To further set the cat amongst the pigeons, NCP chief Sharad Pawar while maintaining that none of the core MVA votes split, the NCP polled one vote extra that too from outside the MVA.
Secondly, what seems to have irked Independent MLAs like Devendra Bhuyar was being labelled as one who indulged in “horse-trading”. Taking on Raut over unkempt promises, he shot back at the Sena chief spokesperson wanting to know to whom should he air his grievances – Chief Minister Uddhav Thackeray or fugitive underworld don Dawood Ibrahim?
Besides the charge of “horse-trading” what apparently did not go down well amongst the Independent MLAs was the treatment meted out recently to Independent Lok Sabha MP Navneet Rana and her husband Independent MLA Ravi Rana over the Hanuman Chalisa chanting controversy. Raut later tried to make amends with the couple while on a visit to Leh on May 19 ostensibly to seek her husband’s support for the Rajya Sabha polls.

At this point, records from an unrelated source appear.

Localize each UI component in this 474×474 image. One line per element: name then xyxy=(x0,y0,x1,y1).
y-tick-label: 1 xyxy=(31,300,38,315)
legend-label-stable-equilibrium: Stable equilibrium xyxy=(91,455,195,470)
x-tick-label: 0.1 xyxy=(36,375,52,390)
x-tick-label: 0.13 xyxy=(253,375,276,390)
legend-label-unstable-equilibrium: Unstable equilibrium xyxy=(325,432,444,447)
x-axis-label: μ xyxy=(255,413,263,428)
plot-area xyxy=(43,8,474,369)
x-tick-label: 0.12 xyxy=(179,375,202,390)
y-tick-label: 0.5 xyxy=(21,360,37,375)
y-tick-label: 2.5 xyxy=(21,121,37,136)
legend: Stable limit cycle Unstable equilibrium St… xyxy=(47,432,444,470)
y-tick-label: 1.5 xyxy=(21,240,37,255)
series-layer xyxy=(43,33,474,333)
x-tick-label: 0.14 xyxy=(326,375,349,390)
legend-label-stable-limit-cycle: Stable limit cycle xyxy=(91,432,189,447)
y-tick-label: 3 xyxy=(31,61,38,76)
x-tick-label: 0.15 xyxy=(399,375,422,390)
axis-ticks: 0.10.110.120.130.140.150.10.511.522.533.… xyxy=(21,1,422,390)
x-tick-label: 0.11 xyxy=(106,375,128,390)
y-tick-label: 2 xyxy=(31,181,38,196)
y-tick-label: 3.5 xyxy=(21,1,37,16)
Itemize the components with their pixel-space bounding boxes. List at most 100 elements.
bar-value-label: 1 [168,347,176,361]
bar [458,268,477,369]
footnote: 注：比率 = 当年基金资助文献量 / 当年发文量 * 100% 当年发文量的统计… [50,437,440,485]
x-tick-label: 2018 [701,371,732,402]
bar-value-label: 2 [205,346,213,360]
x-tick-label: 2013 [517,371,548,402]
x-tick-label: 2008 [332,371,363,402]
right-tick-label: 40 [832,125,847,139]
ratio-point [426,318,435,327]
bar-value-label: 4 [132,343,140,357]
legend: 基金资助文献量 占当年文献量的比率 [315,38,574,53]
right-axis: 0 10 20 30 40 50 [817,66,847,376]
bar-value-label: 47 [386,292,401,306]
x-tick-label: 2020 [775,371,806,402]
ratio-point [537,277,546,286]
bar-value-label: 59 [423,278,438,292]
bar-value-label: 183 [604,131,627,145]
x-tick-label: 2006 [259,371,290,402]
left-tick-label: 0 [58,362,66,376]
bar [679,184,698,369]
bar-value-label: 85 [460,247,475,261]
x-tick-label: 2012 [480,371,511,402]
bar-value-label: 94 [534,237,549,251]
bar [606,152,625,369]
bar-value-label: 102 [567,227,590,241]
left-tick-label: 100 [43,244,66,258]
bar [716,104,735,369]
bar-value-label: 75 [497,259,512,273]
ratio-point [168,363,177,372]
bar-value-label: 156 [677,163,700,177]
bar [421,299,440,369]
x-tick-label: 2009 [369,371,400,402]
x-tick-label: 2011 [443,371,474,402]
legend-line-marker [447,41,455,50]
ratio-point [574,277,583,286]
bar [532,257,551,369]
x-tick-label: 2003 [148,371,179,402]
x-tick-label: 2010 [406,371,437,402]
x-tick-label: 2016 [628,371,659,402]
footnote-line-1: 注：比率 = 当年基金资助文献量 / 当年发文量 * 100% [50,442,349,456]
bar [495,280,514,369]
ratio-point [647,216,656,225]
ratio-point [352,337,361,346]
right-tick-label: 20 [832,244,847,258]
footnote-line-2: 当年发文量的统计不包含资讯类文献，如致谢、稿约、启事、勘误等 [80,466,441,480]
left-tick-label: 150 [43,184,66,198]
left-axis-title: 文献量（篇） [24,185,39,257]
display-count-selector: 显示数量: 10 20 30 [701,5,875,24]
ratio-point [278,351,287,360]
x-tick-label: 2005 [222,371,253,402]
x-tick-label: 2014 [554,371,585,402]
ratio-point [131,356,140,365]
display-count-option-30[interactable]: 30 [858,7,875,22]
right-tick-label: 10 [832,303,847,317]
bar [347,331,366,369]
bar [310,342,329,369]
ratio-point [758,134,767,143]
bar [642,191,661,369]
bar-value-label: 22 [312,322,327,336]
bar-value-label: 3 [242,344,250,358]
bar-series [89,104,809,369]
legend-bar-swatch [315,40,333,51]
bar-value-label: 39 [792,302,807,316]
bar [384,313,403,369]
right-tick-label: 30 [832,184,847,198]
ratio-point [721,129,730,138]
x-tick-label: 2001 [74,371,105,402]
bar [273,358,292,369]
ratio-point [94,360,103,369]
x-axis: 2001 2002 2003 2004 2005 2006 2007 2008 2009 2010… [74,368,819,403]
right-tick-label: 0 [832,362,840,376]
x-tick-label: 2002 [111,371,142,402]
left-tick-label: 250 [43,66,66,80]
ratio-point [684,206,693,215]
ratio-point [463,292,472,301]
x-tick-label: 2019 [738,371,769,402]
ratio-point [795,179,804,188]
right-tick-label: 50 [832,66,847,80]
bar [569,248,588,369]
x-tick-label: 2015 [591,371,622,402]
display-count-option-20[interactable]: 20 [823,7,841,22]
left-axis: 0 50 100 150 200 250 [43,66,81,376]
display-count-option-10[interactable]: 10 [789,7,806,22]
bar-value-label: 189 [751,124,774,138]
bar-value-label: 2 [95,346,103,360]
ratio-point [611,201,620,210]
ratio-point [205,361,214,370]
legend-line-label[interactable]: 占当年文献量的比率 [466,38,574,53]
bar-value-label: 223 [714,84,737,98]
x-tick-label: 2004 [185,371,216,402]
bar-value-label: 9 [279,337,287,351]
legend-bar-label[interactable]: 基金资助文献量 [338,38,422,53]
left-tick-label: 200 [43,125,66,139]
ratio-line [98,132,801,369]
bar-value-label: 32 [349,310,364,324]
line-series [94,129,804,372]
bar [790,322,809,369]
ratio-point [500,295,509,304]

The Communist Party of India (Marxist – CPI-M) too is ideologically opposed to the Sena and considers Sena as its arch rival in their Dahanu constituency in neighbouring Palghar district.
It is debatable as to whether the rest of the smaller parties – Peasants and Workers Party (PWP) – also ideologically opposed to Sena, besides, Swabhimani Paksha, Rashtriya Samaj Paksha (RSP) and Jana Surajya Party.
The smaller parties like Prahar Janashakti Party (PJP) led by Bachchu Kadu, who is a minister in the MVA government and Krantikari Shetkari Party (KSP) could have voted for the MVA.
More sterner tests await for the ruling MVA with the biennial elections to 10 Elected by MLAs (EMLAs) constituencies in the Legislative Council that are due to be held on June 20 and later on the election to elect the 16th President of India that is due on July 18.
Both the elections are held by secret ballot and the voters in MLC elections are MLAs and in the case of Presidential elections the voters besides MLAs, are Members of Parliament from both the houses of Parliament. Neither the opposition and more so the ruling MVA can take these two ensuing elections lightly given the growing resentment amongst the MLAs especially in the ruling dispensation.